Je ne vais reprendre l’article que j’ai déjà consacré à ce type de régime. Pour celles qui recherchent plus d’informations sur le régime sans FODMAP, je vous invite à relire mon article dédié :

FODMAP : en finir avec les maux de ventre

Pour ma part j’ai donc modifié pas mal de choses dans mon régime alimentaire, mais finalement pas tant que ça. Rien de trop contraignant, puisque j’arrive encore à sortir et aller au restaurant avec mes copines.

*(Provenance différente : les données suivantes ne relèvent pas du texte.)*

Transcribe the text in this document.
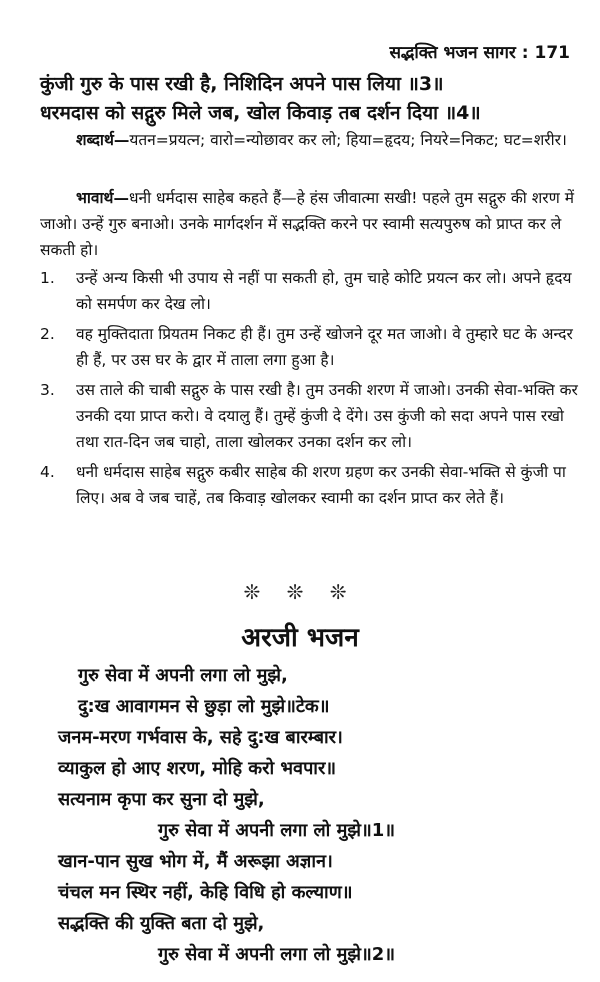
सद्भक्ति भजन सागर : 171
कुंजी गुरु के पास रखी है, निशिदिन अपने पास लिया ॥3॥
धरमदास को सद्गुरु मिले जब, खोल किवाड़ तब दर्शन दिया ॥4॥
शब्दार्थ—यतन=प्रयत्न; वारो=न्योछावर कर लो; हिया=हृदय; नियरे=निकट; घट=शरीर।
भावार्थ—धनी धर्मदास साहेब कहते हैं—हे हंस जीवात्मा सखी! पहले तुम सद्गुरु की शरण में जाओ। उन्हें गुरु बनाओ। उनके मार्गदर्शन में सद्भक्ति करने पर स्वामी सत्यपुरुष को प्राप्त कर ले सकती हो।
1. उन्हें अन्य किसी भी उपाय से नहीं पा सकती हो, तुम चाहे कोटि प्रयत्न कर लो। अपने हृदय को समर्पण कर देख लो।
2. वह मुक्तिदाता प्रियतम निकट ही हैं। तुम उन्हें खोजने दूर मत जाओ। वे तुम्हारे घट के अन्दर ही हैं, पर उस घर के द्वार में ताला लगा हुआ है।
3. उस ताले की चाबी सद्गुरु के पास रखी है। तुम उनकी शरण में जाओ। उनकी सेवा-भक्ति कर उनकी दया प्राप्त करो। वे दयालु हैं। तुम्हें कुंजी दे देंगे। उस कुंजी को सदा अपने पास रखो तथा रात-दिन जब चाहो, ताला खोलकर उनका दर्शन कर लो।
4. धनी धर्मदास साहेब सद्गुरु कबीर साहेब की शरण ग्रहण कर उनकी सेवा-भक्ति से कुंजी पा लिए। अब वे जब चाहें, तब किवाड़ खोलकर स्वामी का दर्शन प्राप्त कर लेते हैं।
❊ ❊ ❊
अरजी भजन
गुरु सेवा में अपनी लगा लो मुझे,
दु:ख आवागमन से छुड़ा लो मुझे॥टेक॥
जनम-मरण गर्भवास के, सहे दु:ख बारम्बार।
व्याकुल हो आए शरण, मोहि करो भवपार॥
सत्यनाम कृपा कर सुना दो मुझे,
गुरु सेवा में अपनी लगा लो मुझे॥1॥
खान-पान सुख भोग में, मैं अरूझा अज्ञान।
चंचल मन स्थिर नहीं, केहि विधि हो कल्याण॥
सद्भक्ति की युक्ति बता दो मुझे,
गुरु सेवा में अपनी लगा लो मुझे॥2॥
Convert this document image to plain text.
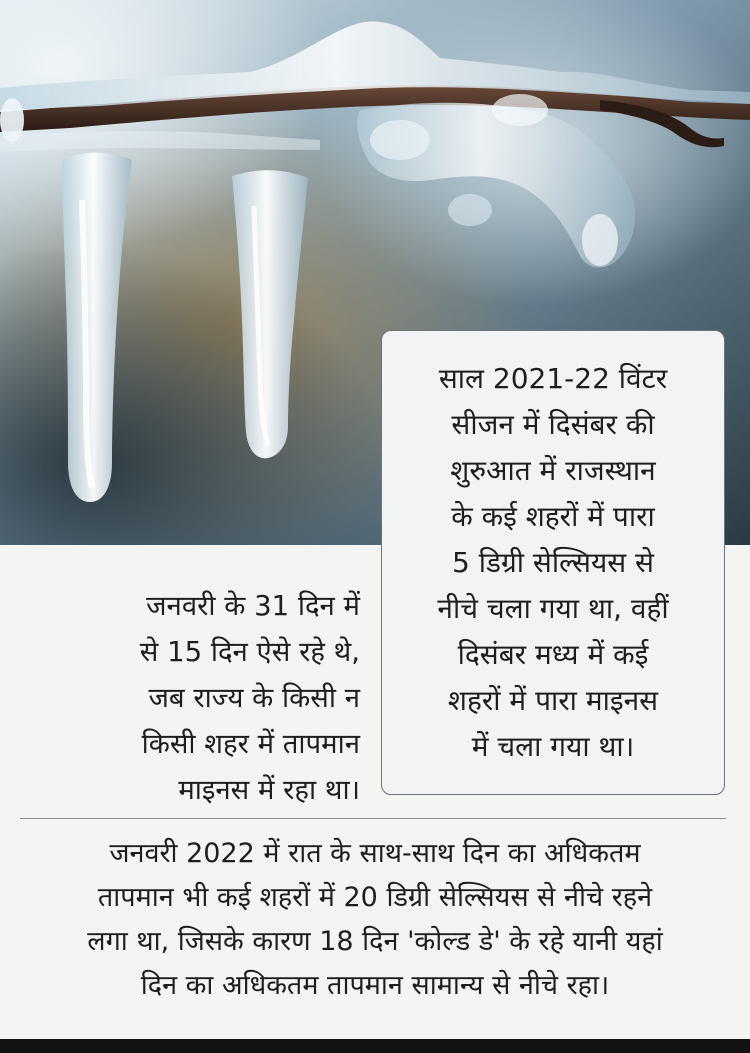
साल 2021-22 विंटर
सीजन में दिसंबर की
शुरुआत में राजस्थान
के कई शहरों में पारा
5 डिग्री सेल्सियस से
नीचे चला गया था, वहीं
दिसंबर मध्य में कई
शहरों में पारा माइनस
में चला गया था।
जनवरी के 31 दिन में
से 15 दिन ऐसे रहे थे,
जब राज्य के किसी न
किसी शहर में तापमान
माइनस में रहा था।
जनवरी 2022 में रात के साथ-साथ दिन का अधिकतम
तापमान भी कई शहरों में 20 डिग्री सेल्सियस से नीचे रहने
लगा था, जिसके कारण 18 दिन 'कोल्ड डे' के रहे यानी यहां
दिन का अधिकतम तापमान सामान्य से नीचे रहा।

Parmi les aliments que je ne mange plus :

  • ail, oignon
  • le sucre raffiné et tous les produits qui contiennent du sucre, comme le Ketchup, et autres sauces toutes prêtes
  • les fruits : pomme, poire, pêche, pastèque abricot, mûres (et j’adore ça)
  • les légumes : le poivron vert (celui qui pose problème, les autres couleurs sont a priori mieux tolérées)
  • le gluten : pâtes (aïe aïe ça c’est dur heureusement il y a des pâtes sans gluten), pain, gâteaux industriels,…
  • les produits laitiers, sous toutes leurs formes. Je consomme à la place des laits végétaux (amande, riz)
  • les boissons : finis les cocktails sucrés, je privilégie le vin rouge ou rosé. Je m’accorde une bière de temps en temps car c’est “toléré”.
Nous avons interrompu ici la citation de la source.